Name of flux variables used in gap-filling and all further steps:

  • FN2O_L3.1_L3.3_CUT_16_QCF: flux quality-controlled with Level-2 and Level-3.2 flags, and after Level-3.3 USTAR filtering (CUT_16), including Level-3.1 storage correction

  • FN2O_L3.1_L3.3_CUT_50_QCF: flux quality-controlled with Level-2 and Level-3.2 flags, and after Level-3.3 USTAR filtering (CUT_50), including Level-3.1 storage correction

  • FN2O_L3.1_L3.3_CUT_84_QCF: flux quality-controlled with Level-2 and Level-3.2 flags, and after Level-3.3 USTAR filtering (CUT_84), including Level-3.1 storage correction

Meteo data#

Meteo data describes which variables were included and how some of them were gap-filled. Some variables were merged with other datasets to generate one complete time series. Generally, included data were directly measured at the station. There are some exceptions when data from a neighboring meteo stations were used to fill gaps for e.g. PREC (see Feigenwinter et al., 2023b for more details).

Note that there are also numerous notebooks that were used to quality-screen data from recent years (2021-2023, 2024). For screening older years, no notebooks are available because data were screened with a now deprecated meteoscreening tool.

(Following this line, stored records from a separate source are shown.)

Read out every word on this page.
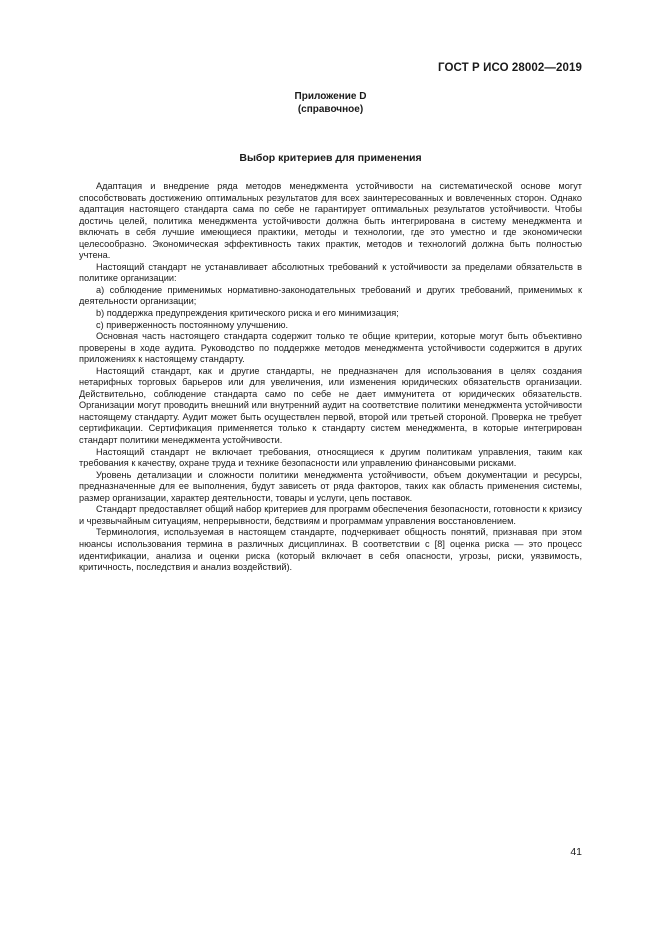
ГОСТ Р ИСО 28002—2019
Приложение D
(справочное)
Выбор критериев для применения

Адаптация и внедрение ряда методов менеджмента устойчивости на систематической основе могут способствовать достижению оптимальных результатов для всех заинтересованных и вовлеченных сторон. Однако адаптация настоящего стандарта сама по себе не гарантирует оптимальных результатов устойчивости. Чтобы достичь целей, политика менеджмента устойчивости должна быть интегрирована в систему менеджмента и включать в себя лучшие имеющиеся практики, методы и технологии, где это уместно и где экономически целесообразно. Экономическая эффективность таких практик, методов и технологий должна быть полностью учтена.

Настоящий стандарт не устанавливает абсолютных требований к устойчивости за пределами обязательств в политике организации:

a) соблюдение применимых нормативно-законодательных требований и других требований, применимых к деятельности организации;

b) поддержка предупреждения критического риска и его минимизация;

c) приверженность постоянному улучшению.

Основная часть настоящего стандарта содержит только те общие критерии, которые могут быть объективно проверены в ходе аудита. Руководство по поддержке методов менеджмента устойчивости содержится в других приложениях к настоящему стандарту.

Настоящий стандарт, как и другие стандарты, не предназначен для использования в целях создания нетарифных торговых барьеров или для увеличения, или изменения юридических обязательств организации. Действительно, соблюдение стандарта само по себе не дает иммунитета от юридических обязательств. Организации могут проводить внешний или внутренний аудит на соответствие политики менеджмента устойчивости настоящему стандарту. Аудит может быть осуществлен первой, второй или третьей стороной. Проверка не требует сертификации. Сертификация применяется только к стандарту систем менеджмента, в которые интегрирован стандарт политики менеджмента устойчивости.

Настоящий стандарт не включает требования, относящиеся к другим политикам управления, таким как требования к качеству, охране труда и технике безопасности или управлению финансовыми рисками.

Уровень детализации и сложности политики менеджмента устойчивости, объем документации и ресурсы, предназначенные для ее выполнения, будут зависеть от ряда факторов, таких как область применения системы, размер организации, характер деятельности, товары и услуги, цепь поставок.

Стандарт предоставляет общий набор критериев для программ обеспечения безопасности, готовности к кризису и чрезвычайным ситуациям, непрерывности, бедствиям и программам управления восстановлением.

Терминология, используемая в настоящем стандарте, подчеркивает общность понятий, признавая при этом нюансы использования термина в различных дисциплинах. В соответствии с [8] оценка риска — это процесс идентификации, анализа и оценки риска (который включает в себя опасности, угрозы, риски, уязвимость, критичность, последствия и анализ воздействий).

41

Plots of non gap-filled meteo data (2005-2024) are shown in our database here.

Management data#

One central question during the creation of this dataset was how can management data be combined with time series data. Management Data describes how management information was converted to a time series format. The original management info is available as XLSX file and can also be downloaded from that page. There is a notebook that shows how this conversion to a time series format was done. In addition, the dataset contains TIMESINCE variants that put each record in temporal relation to past management events (TIMESINCE variables count the number of records since the most recent respective event). The notebook shows here how this looks like for management data.

Notebooks#

All Jupyter notebooks used to create the dataset were collected here: Notebooks overview. They contain a lot of additional information besides the code, e.g., details about specific processing steps. If you miss some important information here in the written documentation, it is very likely that one of the notebooks has that info.

Dataset versions#

Since sometimes the dataset is updated, the page Dataset Versions collects info about the different data versions. At the moment I would not expect any major changes in future versions (but you never know). Normally if there is a new version of this dataset it means that we added new variables to the data, such as soil heat flux. Or we added variants of existing variables, e.g., fluxes gap-filled with the MDS method in addition to the random forest variants.

Other#

  • Used Software lists software (including links) used in the generation of this dataset

  • Instrumentation contains information about some of the used instruments.

  • Supplementary Information dives deeper into specific aspects of the dataset.

  • Sometimes not all issues can be solved perfectly. Therefore, the page Known Issues collects information about time periods when something noteworthy happened. Also lists the solution for the respective issue. Let’s hope this list stays as empty as possible.

  • Links is a collection of external links relevant to this dataset.

  • References relevant to the production of this dataset are listed in References. It is possible that this list is not complete, but it should contain most of the references mentioned in the main texts. I will update this list if I found a publication I missed.